During my undergraduate studies my supervisor let me in on a little secret. The way to success in psychology/academia is not some superior innate intellectual ability - but persistence. Whether this means reading that same text over and over until you finally understand even just a little bit of it (progress is progress, no matter how small), or finally getting that damn paper accepted, the key is persistence.
I describe myself as a writer, so it might be surprising to know that I struggled with writing all through school and college. The move from Northern Ireland to England (and back) during my childhood meant that, while the words translated, the grammar didn't always quite match up. I was labelled early on as 'bad at English' and avoided writing as much as possible (taking Art, Computers and Maths A-Levels).
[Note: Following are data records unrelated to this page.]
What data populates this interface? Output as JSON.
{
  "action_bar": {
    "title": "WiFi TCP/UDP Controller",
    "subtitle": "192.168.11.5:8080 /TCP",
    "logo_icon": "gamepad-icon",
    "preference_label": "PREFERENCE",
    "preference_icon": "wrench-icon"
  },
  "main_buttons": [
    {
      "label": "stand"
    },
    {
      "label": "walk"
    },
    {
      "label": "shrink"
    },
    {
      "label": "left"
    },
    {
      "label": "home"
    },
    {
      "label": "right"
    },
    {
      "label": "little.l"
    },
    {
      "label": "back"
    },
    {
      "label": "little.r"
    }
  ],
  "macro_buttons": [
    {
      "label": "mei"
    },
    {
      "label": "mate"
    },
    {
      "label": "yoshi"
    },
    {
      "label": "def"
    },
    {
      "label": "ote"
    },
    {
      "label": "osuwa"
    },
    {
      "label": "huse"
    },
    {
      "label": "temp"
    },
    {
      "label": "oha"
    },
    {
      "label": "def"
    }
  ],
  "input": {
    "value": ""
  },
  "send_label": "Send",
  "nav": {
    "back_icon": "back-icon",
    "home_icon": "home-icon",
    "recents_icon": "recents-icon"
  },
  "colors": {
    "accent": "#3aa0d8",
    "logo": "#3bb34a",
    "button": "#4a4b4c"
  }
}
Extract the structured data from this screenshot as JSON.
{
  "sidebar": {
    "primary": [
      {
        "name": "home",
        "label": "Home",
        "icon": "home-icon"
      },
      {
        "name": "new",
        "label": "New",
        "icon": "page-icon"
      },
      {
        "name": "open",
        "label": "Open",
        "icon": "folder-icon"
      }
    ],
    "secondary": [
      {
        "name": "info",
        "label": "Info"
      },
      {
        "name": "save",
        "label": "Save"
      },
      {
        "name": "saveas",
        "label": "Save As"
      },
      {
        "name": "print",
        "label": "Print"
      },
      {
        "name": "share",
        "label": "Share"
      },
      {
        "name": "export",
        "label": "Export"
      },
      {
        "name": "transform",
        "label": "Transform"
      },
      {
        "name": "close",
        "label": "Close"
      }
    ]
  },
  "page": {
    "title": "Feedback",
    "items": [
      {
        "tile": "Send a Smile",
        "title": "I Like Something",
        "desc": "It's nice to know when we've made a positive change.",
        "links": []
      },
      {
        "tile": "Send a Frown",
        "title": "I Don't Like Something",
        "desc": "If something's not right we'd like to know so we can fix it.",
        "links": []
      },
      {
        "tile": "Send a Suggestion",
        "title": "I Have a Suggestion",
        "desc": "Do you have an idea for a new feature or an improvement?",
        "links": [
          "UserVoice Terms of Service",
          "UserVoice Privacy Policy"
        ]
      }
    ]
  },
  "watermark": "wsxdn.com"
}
When I started university I knew that to be successful at my degree in psychology, I would have to figure out this whole 'writing an essay' thing. I began writing, and getting feedback, and I never stopped. Now I love to write and miss it when I don't have the time to put my thoughts down on paper (or a keyboard).
During my PhD, I began thinking of publishing like acting. How many auditions do actors go through before they finally get a part? How much rejection do they have to listen to before they 'break through'? What they don't really tell you when you start out seeking a career in academia, is that publishing is like the part of the iceberg you see, and rejection is the part that you don't. It's just a part of the job. That doesn't mean that it's easy, or that your confidence won't get a hefty knock - but it means don't give up.
When my first paper got rejected my supervisor told me to read the reviews and then put them in a drawer for a while. Come back to it later. At that second reading, I was told to take notes. Make a list of the feedback that is useful (because lets face it there are too many reviewer 2's out there) and ditch the rest. Whatever is unhelpful - such as feedback from someone who doesn't really understand your method, disciplinary differences of opinion, or well-known interdisciplinary debates that mean your perspective is just as valid even though it contradicts the reviewer - discard them. Make those changes that turn your paper into an even better version of itself and either send it back to the editor explaining why you only made some changes (if they asked you to re-submit), or send it somewhere else.
Papers get rejected all the time. Published papers have been rejected elsewhere. Rejection is a part of publishing. So, if you really want that thesis published, be persistent.
- If you need some motivation, submit an abstract to a conference, special issue, or a call for papers of any kind. Nothing gets you writing faster than an impending deadline.
- If you don't know what to write in a section yet, work out how many words it should have. This helps your chapter/paper stay balanced (rather than, say, having a really long introduction and a short discussion) and it saves you time. There's no point trying to summarise 1,000 papers for a section that's only going to be 300 words long. Focus your time and energy on those areas that need it more.